Tentano la truffa dell’ordine telefonico, ma non si fa credito neppure ai “religiosi”
Un negoziante che aveva ricevuto una strana telefonata, ha messo in fuga due truffatori che volevano ritirare dei generi alimentari senza pagare, assicurando che sarebbe passato poi un responsabile della diocesi. Purtroppo non è la prima volta che mettono in scena questa truffa
Un negoziante che aveva ricevuto una strana telefonata, ha messo in fuga due truffatori che volevano ritirare dei generi alimentari senza pagare, assicurando che sarebbe passato poi un responsabile della diocesi.
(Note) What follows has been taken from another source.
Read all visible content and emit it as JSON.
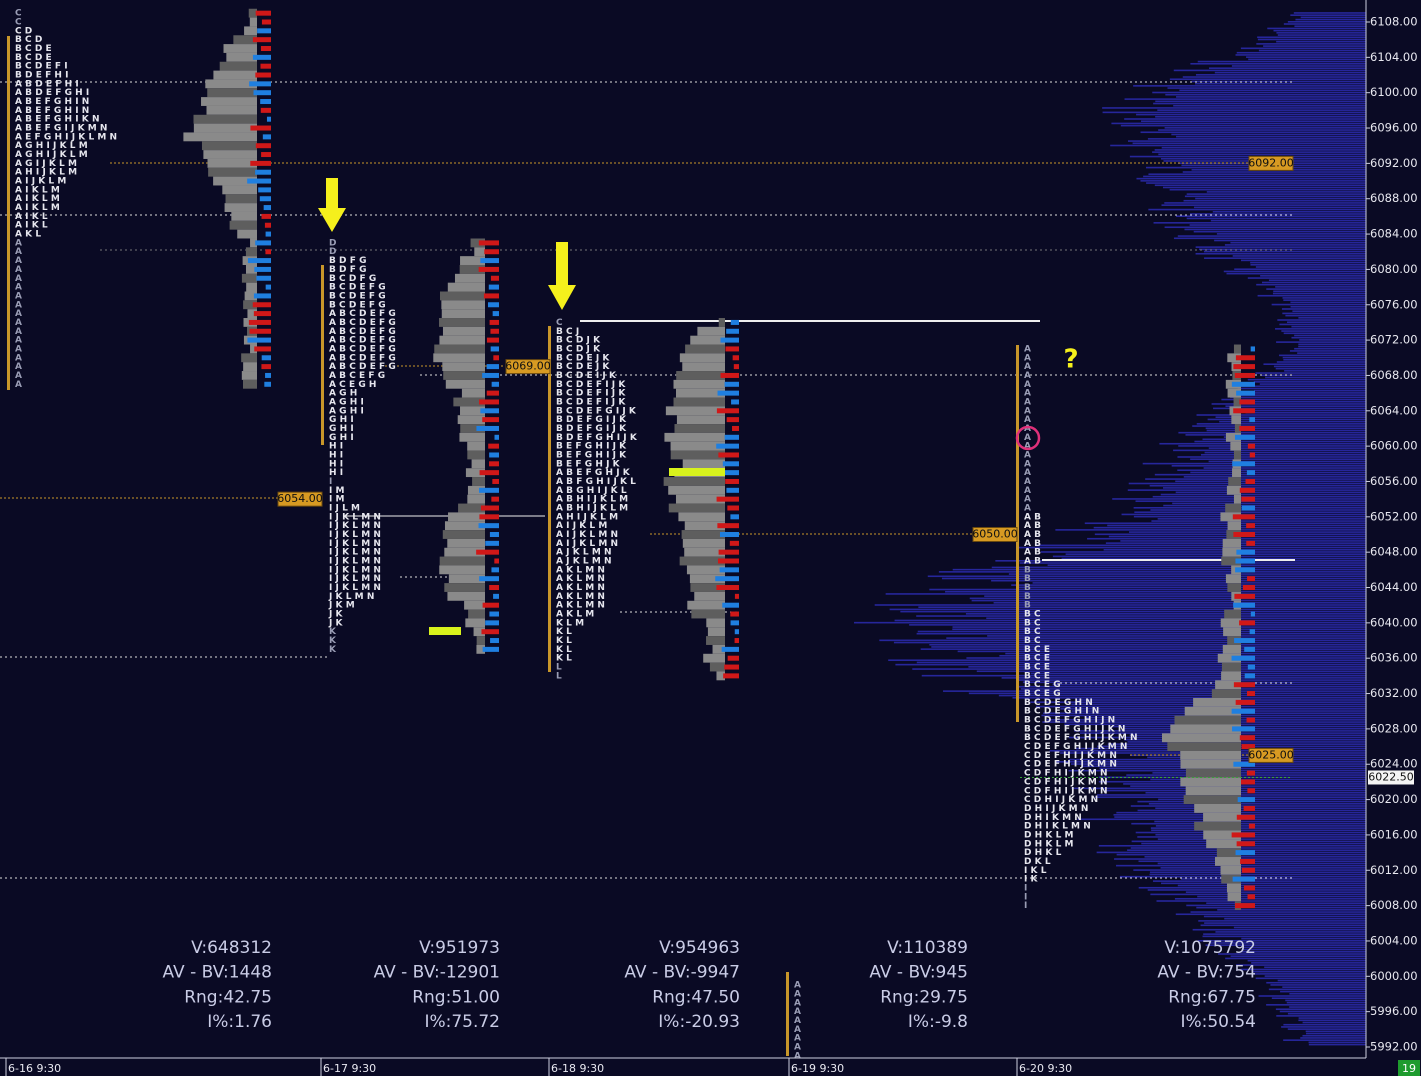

Purtroppo non è la prima volta che mettono in scena questa truffa
OZZANO – “Passa poi un delegato della diocesi a saldare”. Per fortuna la truffa dell’ordine telefonico – almeno in questo caso – non è andato a buon fine. Anzi, dopo una serie di indagini ha portato ala denuncia di due persone, un 30enne e una 32enne, entrambi con precedenti di polizia, che si erano presentati al negozio di alimentari dicendo di venire per conto di un’autorità religiosa locale.
In effetti il negoziante, poco prima, aveva ricevuto una telefonata, che preannunciava l’arrivo di due persone per il ritiro di un certo quantitativo di beni alimentari, ma non era specificato che avrebbe dovuto far credito.
I due sono così entrati in negozio, hanno scelto alimenti costosi magari con la scusa di qualche regalo natalizio, e poi hanno cercato di andarsene con la solita scusa. Il titolare non ci ha visto: si è opposto facendoli fuggire a mani vuote.
Raccogliendo varie fonti di prova, i militari sono arrivati all’identificazione dei due già protagonisti di altre vicende simili.